PH: As you say, it is impossible to know for sure. But my suspicion is that, by 2036, the US will have grown tired of the headaches associated with British sovereignty over Chagos. BIOT is an unpopular, illegal, and unnecessary jurisdiction. I expect that the US will soon come to the realisation that it can best preserve its access to Diego Garcia by accepting Mauritian sovereignty over the entire Chagos Archipelago. Once the US comes to that conclusion, it will be curtains for BIOT. Mauritius, the UK and US all belong on the same side: the side of democracy, decolonisation, and a rules-based international order in the Indo-Pacific. In the end, everyone will agree that decolonisation is the strategic course of action and not just the ethical choice.
FDI: Thank you for sharing your time and knowledge with us today, Peter. Your insights have given us much to think about and we shall look forward to staying in contact as we continue to monitor the developments surrounding the BIOT/Chagos Archipelago.

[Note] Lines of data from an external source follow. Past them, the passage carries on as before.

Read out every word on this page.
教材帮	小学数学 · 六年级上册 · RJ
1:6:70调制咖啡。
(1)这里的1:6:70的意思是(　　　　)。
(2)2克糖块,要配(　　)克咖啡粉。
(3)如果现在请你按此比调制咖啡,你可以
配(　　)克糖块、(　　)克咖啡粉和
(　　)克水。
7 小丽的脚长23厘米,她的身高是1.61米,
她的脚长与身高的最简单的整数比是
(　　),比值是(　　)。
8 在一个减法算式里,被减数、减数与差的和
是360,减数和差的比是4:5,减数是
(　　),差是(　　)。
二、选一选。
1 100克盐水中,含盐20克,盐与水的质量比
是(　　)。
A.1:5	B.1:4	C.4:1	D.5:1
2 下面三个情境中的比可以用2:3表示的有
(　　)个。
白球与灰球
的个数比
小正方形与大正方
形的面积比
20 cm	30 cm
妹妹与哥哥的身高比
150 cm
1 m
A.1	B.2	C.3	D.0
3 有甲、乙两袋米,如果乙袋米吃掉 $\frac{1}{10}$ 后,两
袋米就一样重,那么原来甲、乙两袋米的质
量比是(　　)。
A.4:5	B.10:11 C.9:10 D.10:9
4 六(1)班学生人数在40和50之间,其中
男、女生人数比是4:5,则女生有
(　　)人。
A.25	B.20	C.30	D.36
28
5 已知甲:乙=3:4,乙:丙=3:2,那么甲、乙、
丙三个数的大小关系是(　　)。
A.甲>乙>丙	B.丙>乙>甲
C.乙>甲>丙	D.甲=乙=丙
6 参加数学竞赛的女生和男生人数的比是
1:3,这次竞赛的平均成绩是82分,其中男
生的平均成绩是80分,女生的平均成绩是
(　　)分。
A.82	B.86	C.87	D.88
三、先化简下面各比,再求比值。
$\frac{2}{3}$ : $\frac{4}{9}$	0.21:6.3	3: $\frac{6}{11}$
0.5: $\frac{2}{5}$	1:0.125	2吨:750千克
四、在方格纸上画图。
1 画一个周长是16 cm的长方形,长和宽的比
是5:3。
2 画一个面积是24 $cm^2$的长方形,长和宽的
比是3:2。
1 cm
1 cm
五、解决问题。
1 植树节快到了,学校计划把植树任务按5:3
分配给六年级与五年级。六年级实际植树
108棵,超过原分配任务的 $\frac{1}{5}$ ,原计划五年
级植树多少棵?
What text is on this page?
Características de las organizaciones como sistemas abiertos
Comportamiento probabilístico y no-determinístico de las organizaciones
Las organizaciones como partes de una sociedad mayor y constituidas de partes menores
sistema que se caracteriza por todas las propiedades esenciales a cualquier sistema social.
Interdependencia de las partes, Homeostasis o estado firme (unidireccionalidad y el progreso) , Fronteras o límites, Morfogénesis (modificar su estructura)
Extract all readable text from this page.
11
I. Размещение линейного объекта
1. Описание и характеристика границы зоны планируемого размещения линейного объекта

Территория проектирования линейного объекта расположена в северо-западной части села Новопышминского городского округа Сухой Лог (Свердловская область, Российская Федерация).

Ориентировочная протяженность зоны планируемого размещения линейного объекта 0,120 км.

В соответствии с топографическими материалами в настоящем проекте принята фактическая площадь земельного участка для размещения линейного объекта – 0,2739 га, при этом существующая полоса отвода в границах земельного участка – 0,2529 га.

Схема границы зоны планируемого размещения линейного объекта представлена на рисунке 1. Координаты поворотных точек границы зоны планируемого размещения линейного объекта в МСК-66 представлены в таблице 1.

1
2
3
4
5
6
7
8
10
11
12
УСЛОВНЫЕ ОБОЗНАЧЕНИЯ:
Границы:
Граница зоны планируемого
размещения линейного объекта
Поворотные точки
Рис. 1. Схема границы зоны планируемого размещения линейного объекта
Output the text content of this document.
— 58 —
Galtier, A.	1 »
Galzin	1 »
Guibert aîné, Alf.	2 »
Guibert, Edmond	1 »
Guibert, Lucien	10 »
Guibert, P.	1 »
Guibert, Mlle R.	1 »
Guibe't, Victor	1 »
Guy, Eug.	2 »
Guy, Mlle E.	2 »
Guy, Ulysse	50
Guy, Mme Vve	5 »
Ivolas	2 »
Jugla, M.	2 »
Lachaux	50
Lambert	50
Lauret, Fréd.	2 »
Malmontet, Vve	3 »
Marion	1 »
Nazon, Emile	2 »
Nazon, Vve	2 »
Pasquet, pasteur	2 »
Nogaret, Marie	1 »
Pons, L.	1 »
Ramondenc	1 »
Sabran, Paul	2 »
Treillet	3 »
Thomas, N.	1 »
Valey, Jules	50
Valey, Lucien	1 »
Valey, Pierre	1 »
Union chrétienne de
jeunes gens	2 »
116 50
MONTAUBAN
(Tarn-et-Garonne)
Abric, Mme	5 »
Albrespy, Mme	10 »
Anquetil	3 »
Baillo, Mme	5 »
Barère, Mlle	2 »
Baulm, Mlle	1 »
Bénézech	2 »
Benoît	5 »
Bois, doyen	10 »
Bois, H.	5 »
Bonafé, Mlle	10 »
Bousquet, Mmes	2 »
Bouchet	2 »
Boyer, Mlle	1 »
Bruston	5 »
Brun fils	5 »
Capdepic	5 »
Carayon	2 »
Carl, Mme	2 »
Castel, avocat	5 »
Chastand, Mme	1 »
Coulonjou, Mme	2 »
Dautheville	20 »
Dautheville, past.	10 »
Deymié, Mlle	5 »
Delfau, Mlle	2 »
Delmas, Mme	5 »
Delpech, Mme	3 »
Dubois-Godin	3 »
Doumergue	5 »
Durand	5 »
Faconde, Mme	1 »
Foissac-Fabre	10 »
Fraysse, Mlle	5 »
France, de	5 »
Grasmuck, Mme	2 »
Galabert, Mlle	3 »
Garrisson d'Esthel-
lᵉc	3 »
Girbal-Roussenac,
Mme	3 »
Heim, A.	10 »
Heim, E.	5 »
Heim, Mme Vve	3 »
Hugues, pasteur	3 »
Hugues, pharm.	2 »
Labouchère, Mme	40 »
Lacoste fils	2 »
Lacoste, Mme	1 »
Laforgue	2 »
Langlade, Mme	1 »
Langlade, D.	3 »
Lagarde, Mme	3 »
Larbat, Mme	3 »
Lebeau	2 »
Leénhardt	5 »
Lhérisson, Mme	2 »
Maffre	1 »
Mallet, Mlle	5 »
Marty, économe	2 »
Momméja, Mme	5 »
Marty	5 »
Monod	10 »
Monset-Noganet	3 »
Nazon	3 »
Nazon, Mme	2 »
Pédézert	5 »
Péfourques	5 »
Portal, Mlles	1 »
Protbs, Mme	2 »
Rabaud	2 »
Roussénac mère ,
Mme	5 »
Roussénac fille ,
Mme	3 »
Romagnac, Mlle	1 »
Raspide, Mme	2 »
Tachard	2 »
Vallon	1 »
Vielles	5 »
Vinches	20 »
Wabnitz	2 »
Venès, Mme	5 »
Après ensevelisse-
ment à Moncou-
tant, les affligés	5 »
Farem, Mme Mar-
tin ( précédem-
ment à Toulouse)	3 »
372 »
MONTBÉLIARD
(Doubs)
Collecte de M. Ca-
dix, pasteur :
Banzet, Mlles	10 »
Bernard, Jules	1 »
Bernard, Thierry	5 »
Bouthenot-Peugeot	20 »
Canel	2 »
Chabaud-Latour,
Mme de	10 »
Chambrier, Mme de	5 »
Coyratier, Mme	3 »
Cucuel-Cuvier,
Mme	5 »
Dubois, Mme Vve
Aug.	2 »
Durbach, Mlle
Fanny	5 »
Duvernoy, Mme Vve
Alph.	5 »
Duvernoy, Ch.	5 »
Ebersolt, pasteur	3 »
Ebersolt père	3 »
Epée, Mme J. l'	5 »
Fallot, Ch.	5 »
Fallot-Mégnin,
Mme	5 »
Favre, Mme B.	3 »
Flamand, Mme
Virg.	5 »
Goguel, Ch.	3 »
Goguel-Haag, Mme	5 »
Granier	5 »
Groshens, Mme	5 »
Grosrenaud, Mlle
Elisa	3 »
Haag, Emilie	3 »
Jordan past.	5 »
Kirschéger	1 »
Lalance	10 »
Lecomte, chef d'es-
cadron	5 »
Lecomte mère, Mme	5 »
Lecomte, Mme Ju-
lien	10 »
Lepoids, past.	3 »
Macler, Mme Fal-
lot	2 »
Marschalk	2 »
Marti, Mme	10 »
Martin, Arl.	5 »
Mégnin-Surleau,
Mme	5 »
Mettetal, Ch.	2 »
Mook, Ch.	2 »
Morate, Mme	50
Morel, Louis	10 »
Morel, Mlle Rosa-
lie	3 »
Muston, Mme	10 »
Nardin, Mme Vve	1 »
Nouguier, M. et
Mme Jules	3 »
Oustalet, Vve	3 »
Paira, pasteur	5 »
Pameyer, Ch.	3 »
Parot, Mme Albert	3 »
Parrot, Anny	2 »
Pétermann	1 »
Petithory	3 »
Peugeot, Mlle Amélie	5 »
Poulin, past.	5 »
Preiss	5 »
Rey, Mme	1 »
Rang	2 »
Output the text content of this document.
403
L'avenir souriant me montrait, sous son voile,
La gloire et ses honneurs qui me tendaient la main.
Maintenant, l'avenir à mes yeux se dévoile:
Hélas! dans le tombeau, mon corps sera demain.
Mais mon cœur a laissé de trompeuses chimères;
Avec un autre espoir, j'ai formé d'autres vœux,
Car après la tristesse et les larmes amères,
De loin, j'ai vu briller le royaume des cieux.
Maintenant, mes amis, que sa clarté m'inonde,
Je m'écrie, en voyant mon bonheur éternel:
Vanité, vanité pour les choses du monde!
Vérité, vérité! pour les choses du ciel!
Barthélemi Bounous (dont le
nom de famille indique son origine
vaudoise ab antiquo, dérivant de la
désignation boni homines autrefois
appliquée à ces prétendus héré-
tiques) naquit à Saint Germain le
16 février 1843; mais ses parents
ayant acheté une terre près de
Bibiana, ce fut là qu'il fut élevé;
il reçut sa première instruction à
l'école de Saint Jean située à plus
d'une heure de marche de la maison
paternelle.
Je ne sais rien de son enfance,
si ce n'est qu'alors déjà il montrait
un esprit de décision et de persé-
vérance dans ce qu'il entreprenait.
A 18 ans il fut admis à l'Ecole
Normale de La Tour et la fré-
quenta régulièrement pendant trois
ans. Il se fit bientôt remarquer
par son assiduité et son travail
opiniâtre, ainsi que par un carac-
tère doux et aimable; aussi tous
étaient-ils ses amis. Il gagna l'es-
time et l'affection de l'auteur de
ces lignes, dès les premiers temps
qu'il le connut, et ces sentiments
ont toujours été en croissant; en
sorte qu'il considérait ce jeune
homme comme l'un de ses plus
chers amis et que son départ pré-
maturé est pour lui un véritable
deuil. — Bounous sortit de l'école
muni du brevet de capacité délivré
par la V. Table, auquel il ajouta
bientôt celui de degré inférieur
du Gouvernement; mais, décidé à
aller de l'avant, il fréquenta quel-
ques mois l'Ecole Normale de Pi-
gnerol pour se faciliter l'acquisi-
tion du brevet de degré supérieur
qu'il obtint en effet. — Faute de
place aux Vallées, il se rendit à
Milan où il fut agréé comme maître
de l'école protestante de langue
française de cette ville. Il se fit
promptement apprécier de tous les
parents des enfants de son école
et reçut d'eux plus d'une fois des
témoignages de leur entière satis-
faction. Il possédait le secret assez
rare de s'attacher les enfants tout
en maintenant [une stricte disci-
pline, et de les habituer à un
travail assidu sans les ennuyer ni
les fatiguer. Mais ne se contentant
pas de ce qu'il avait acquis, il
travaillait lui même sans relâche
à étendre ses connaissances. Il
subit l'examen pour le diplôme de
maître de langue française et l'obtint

About the Interviewee: Dr Peter Harris is assistant professor of political science at Colorado State University. He received his PhD in Government from the University of Texas at Austin. His work on Diego Garcia, the Chagos Islands, and the Chagossians has appeared in African Affairs, Environmental Policy and Law, International Political Sociology, International Politics, Marine Policy, and Review of International Studies. His most recent article in the Journal of Indo-Pacific Affairs makes the argument for why the United States ought to support Mauritian sovereignty over the entire Chagos Archipelago.